As for how this 100% pool actually works, commenters drew extensive comparisons to Punishing: Gray Raven (PGR). Someone explained PGR's system in detail: both the normal event banner and the "gambler's" banner give 100% rate-up on the current new character, with identical overall expected value — the only difference is per-pull probability. The key distinction with Snowbreak's version is that standard pool characters CAN still spook you, but they won't reset your 100% pity counter. One player guessed the pity line lands at 120 pulls: If it were 100 guaranteed, there'd be no reason for the gambler pool to exist.

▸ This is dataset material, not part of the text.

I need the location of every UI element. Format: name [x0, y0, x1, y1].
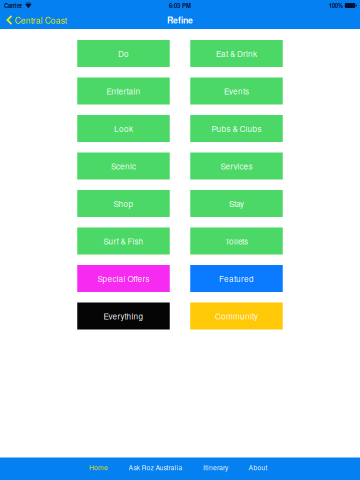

The most savage take came from Floor 19: I feel like the guaranteed pool matters most to unlucky players (非酋, gacha doomers) — but they probably can't even pull the testing qualification. Translation: the people who need the 100% guarantee the most are the eternally unlucky players, but the test recruitment itself is basically another gacha roll. If you're cursed with bad luck, you can't even get INTO the test. It's gacha hell inception — a nested nightmare wrapped in irony. Oh, and some players noticed the official test timing is suspiciously convenient, noting "they sure know how to pick their dates" — though nobody elaborated on what exactly that means. Make of that what you will.